LOS ANGELES – One night after they had lost in Los Angeles to a Lakers team that hadn't won in three weeks, the Timberwolves on Wednesday at Staples Center beat 108-102 a chugging Clippers team that even without Blake Griffin had lost just three times since Christmas.

The Wolves ended a five-game losing streak and won on the second night of back-to-back games for the first time this season, after seven unsuccessful tries. It was also their first road victory since winning at Brooklyn five days before Christmas.

They did so in an ESPN national cablecast with young star Andrew Wiggins scoring 31 points – 21 of them in the first half alone – for the second time in 24 hours, his seventh 30-point game this season and the second time this season he has had back-to-back 30-point games.

Fellow No. 1 overall pick Karl-Anthony Towns missed his first six field-goal attempts, made six of his next seven and finished with a 17-point, 12-rebound double-double during a game when the Wolves pounded the Clippers 50-36 on points in the paint.

Second-year guard Zach LaVine scored 17 points off the bench and the Wolves ended a 14-game losing streak to the Clippers, winning for the first time since Wiggins had just turned 17 and Towns and LaVine were 16 years old in February 2012.

"We believe in our young guys and we're going to ride with them," Wolves interim head coach Sam Mitchell said afterward, "because they're going to lead us eventually to where we've got to go and where we want to go. We believe that. Nights like this helps their maturity, helps their professionalism, helps their growth and it gives them confidence."

Wiggins scored just 10 points after halftime, but his spinning, fade shot with 47.6 seconds broke a score tied at 98 and put the Wolves ahead to stay one night after he had exchanged such moves with the great Kobe Bryant down the stretch against the Lakers.

"He's playing good, he's stepping up," said Wolves point guard Ricky Rubio, whose eight-point, seven-assist, five-rebound, five-steal night was his 15th career game with at least five in those categories. "That what we need from him."

Wiggins shot 12-for-21 from the field and made three of the Wolves' eight three-pointers in a game where they almost kept pace, at least by their standards, with the Clippers' 11 made threes.

"I'm very confident in my game," Wiggins said on the final night of a four-game Western road trip that started with him making 5 of 29 shots in losses at Utah and Portland. "I just try to stay consistent."

The Wolves made some of the same mistakes they did in the closing minutes of Tuesday's 119-115 loss to the sinking Lakers, only fewer of them.

Trailing by seven points late in the second quarter and leading by 10 midway through the third quarter, the Wolves let get away a 96-88 lead with 4 ½ minutes left and still persevered in the final minute, holding firm while the veteran Clippers became the team that missed shots and made mistakes.

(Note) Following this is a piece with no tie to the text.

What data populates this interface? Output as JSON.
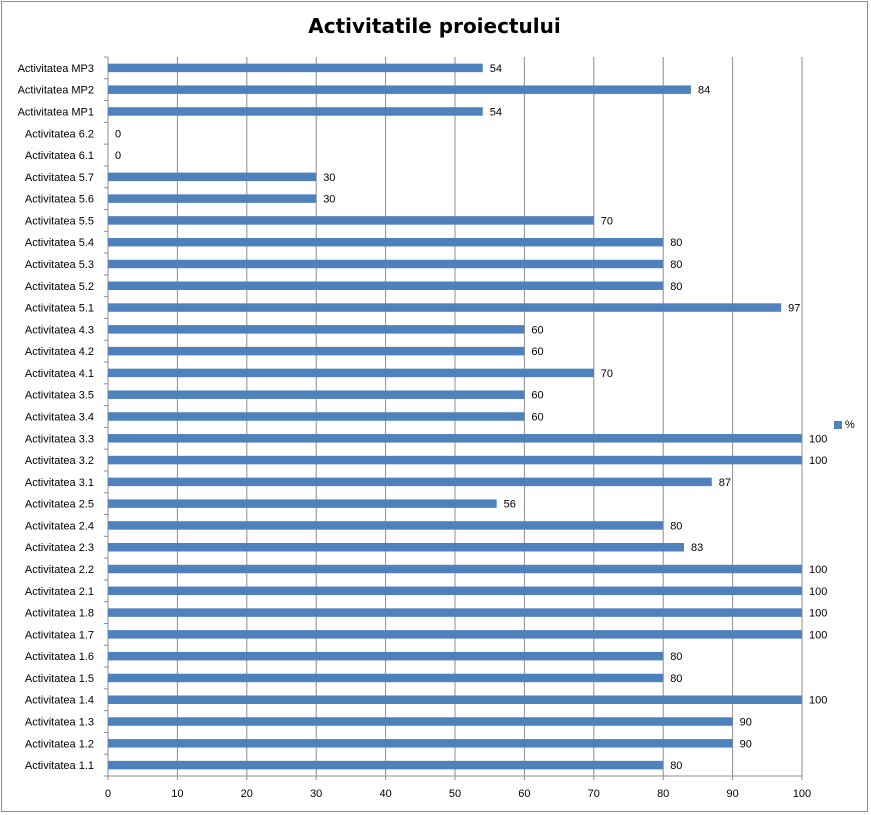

Wolves veteran forward Tayshaun Prince played more than 31 ½ minutes and limited Clippers guard J.J. Redick to a 1-for-9, five-point shooting night after Redick has helped carry his team since Griffin has been out with first a partially torn quad and now a fractured hand after punching an assistant equipment manager during a night out in Toronto.

Included among Wednesday's mistakes: Clippers All-Star point guard Chris Paul's technical foul with 20.6 seconds left when he clapped his hands together angrily after being called for a foul while double-teaming Ricky Rubio with the Wolves leading 102-100 at the time.

Rubio made two of the three subsequent free throws to give the Wolves a four-point lead they never surrendered again.

Paul said he apologized to his teammates after the game and before the Clippers head out Thursday morning on a four-game Eastern trip that leads into next week's All-Star break.

"You cannot get techs in the fourth quarter," Paul said. "That was a big call…This was a must-win for us. Every night is like that and this cannot happen. As a captain, that is on me."